Troponin C-mediated calcium sensitization by levosimendan accelerates the proportional development of isometric tension.

The effects of various calcium sensitizers on myosin-actin crossbridge kinetics were evaluated in intact, paced guinea-pig papillary muscle by analysing the velocity of the development of isometric tension (dT/dt) in detail. The effect on association (the whole sequence of events from troponin onward) and dissociation rates of crossbridges was estimated from the rising phase and from the early decay phase of the normalized dT/dt curve. Levosimendan, a calcium sensitizer acting through troponin C, accelerated the proportional association rate and decelerated the dissociation rate of crossbridges. The effect of levosimendan on crossbridge kinetics occurred before the peak twitch tension was achieved. Thus, the compound did not change the actual relaxation phase of twitch tension. Since the effect on the association was more pronounced than on the dissociation of crossbridges, levosimendan shifted the entire twitch tension curve to the left. Based on the dissociation rate analysis levosimendan seems to act preferentially as a calcium sensitizer at low concentrations.
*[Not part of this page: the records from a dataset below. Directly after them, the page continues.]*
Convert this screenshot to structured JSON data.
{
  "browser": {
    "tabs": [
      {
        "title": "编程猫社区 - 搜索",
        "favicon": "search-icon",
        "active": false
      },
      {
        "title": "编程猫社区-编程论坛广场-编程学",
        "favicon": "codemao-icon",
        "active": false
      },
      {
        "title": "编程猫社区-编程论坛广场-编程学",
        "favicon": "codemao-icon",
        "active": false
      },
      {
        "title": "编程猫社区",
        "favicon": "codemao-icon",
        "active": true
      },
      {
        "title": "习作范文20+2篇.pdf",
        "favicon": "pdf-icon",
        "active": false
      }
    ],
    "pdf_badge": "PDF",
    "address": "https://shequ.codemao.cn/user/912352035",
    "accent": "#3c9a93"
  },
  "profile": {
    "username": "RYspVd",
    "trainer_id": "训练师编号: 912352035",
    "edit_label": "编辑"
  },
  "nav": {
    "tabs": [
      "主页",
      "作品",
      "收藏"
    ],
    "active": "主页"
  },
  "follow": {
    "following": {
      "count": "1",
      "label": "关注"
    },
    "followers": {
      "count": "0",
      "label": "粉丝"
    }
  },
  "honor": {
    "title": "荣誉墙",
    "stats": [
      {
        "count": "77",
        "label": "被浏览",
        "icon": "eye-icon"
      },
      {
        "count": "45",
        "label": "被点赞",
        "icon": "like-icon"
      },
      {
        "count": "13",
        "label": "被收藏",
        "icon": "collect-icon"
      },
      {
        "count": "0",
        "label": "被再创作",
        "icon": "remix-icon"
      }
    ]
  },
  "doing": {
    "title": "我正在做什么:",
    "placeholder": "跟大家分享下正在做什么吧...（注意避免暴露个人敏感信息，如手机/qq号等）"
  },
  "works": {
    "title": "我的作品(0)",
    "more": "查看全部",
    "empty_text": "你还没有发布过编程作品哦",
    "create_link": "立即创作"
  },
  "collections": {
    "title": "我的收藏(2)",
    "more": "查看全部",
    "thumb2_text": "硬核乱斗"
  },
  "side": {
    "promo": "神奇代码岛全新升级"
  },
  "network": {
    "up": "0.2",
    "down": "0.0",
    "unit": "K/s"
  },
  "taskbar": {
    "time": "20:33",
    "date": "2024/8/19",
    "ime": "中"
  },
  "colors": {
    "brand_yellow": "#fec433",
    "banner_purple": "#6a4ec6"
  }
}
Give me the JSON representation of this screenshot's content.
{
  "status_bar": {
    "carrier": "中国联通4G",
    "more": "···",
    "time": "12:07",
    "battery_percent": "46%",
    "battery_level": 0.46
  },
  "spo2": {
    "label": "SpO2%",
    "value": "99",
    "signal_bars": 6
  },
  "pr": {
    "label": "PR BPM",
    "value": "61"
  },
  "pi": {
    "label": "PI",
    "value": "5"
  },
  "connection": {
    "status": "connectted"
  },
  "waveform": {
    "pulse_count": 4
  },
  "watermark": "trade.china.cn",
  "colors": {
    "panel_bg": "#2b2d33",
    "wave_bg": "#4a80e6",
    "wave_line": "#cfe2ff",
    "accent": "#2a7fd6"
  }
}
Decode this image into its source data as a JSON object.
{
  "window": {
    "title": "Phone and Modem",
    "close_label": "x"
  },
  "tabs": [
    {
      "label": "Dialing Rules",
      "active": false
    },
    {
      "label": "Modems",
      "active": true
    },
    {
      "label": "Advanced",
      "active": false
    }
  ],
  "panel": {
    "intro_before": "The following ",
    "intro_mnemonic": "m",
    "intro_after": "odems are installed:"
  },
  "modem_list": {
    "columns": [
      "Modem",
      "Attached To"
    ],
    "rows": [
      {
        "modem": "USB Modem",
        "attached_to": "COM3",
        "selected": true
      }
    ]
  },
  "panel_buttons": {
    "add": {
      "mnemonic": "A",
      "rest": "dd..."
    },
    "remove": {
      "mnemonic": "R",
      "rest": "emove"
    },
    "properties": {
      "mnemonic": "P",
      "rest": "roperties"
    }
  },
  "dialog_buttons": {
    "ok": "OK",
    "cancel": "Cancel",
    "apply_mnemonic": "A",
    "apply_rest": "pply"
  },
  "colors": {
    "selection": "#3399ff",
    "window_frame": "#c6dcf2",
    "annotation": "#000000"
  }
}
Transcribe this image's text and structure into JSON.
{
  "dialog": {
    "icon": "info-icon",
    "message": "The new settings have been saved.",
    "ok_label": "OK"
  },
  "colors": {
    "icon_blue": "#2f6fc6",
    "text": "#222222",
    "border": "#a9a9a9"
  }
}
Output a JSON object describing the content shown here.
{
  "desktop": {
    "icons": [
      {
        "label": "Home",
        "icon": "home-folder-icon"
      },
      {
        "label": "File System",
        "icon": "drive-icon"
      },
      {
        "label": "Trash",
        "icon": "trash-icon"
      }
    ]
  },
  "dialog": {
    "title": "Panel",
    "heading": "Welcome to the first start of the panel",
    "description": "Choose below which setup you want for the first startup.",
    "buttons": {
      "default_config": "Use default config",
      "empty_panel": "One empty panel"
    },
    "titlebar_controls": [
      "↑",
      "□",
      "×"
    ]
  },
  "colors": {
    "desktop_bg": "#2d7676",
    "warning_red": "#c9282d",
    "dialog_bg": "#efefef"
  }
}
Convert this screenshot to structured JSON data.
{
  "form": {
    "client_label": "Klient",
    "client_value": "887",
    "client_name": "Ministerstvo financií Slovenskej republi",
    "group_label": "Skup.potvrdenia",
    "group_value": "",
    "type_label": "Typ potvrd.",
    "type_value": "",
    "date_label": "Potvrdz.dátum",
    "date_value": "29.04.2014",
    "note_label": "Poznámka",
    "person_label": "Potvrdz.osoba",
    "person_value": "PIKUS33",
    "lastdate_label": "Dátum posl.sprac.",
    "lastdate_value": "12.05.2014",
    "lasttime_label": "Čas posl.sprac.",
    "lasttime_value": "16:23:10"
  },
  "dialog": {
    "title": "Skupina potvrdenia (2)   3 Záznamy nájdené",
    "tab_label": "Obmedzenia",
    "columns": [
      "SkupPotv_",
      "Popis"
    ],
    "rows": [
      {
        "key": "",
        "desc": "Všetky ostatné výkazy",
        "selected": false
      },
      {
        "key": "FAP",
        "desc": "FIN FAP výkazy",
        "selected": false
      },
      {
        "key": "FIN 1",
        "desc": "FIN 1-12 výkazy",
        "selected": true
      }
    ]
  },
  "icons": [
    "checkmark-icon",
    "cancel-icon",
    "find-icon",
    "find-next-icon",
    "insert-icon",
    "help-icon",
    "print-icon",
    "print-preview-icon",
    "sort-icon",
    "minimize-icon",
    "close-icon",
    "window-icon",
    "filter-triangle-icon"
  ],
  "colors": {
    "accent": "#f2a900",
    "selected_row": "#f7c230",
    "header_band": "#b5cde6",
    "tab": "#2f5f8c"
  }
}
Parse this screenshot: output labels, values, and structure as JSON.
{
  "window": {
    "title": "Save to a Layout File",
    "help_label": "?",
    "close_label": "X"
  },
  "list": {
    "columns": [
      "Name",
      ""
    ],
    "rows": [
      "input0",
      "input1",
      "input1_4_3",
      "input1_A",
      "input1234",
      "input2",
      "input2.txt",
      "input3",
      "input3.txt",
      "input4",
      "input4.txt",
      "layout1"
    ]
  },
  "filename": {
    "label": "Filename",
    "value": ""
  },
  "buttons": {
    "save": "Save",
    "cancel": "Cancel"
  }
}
At high concentrations the phosphodiesterase III (PDE III) inhibitory properties of levosimendan modulated its effect on the early relaxation processes. In contrast, PDE III inhibition is probably the primary mechanism of action for MCI-154. Pimobendan, and EMD 53998 at low concentrations, whereas their direct effects on crossbridge kinetics contributed to the positive inotropic action at high concentrations. The calcium sensitizing mechanisms of these compounds seemed to be based almost exclusively on the decelerating effect on dissociation of crossbridges.